USA

Stalwart uptown gallery joins the exodus to Manhattan's midtown

Hirschl & Adler trades traditional Upper East Side mansion for contemporary space on 57th Street
On the block: Hirschl & Adler's uptown mansion is for sale, and the gallery is moving to 57th Street (Photo: flickr user wallyg/Wally Gobetz)

NEW YORK. After 33 years on the same block as the Frick Museum, Hirschl & Adler Galleries is pulling up stakes, vacating a seven-story limestone mansion and opening in the landmark 1921 skyscraper, the Crown building on Fifth Avenue and 57th Street opposite Tiffany & Co in September. Their long-time home on East 70th Street off Fifth Avenue is for sale as is the building of their neighbour Knoedler & Company as well as the former Salander O'Reilly Galleries building—all townhouses from another era—signaling a close of an earlier chapter in collecting history and the end of that single block as a key gallery destination.
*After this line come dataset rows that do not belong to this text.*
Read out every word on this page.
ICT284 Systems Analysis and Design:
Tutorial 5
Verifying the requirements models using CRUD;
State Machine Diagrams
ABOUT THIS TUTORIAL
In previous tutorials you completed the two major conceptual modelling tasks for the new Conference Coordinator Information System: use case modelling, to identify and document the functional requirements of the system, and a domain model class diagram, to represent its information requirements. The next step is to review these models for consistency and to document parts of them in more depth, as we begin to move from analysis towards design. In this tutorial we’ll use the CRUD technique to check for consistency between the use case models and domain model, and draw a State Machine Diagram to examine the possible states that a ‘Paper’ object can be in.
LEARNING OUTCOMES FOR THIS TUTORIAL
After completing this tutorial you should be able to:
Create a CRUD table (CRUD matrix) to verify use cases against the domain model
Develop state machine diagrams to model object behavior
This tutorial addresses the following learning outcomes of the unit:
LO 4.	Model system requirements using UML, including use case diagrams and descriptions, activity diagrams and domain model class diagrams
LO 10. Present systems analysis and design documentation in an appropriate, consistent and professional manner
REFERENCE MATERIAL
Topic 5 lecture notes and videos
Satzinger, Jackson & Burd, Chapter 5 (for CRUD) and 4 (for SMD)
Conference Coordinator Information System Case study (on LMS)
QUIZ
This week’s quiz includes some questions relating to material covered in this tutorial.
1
“We’re ecstatic about this move to Fifth Avenue, which is now an international art gallery crossroads,” says director Stuart Feld. Their new gallery on the fourth floor of the 25 storey Crown building will be 13,000 square feet and 25% larger than their current premises, though they will be occupying a single floor. “It will be dreamy not to carry a 19th-century sideboard up the stairs,” says Liz Feld, their decorative arts specialist and daughter of Stuart Feld. “This new expansion means we can show art and antiques both in a museum like setting and a domestic like setting with period furniture, silver, porcelain and lighting,” she says.

Hirschl & Adler joins contemporary art dealers Greenberg Van Doren, Nohra Haime, and Gering & López in the Crown building. D. Wigmore Fine Art, showing 19th-century and later American art, is there as well. In October, Forum Gallery will also move in.

At one point the long-time Americana dealers Israel Sack commanded a gallery in the Crown building, until their closure in 2002, so Hirschl & Adler will add a long needed decorative arts component to the gallery hub.

Hirschl & Adler specialize in 19th- and 20th-century American and European art and their modern division focuses on contemporary art. Director Stuart Feld, who celebrates his 75th birthday today, is an alum of the Metropolitan Museum of Art’s American painting and sculpture department and is completing the catalogue raisonné of Childe Hassam.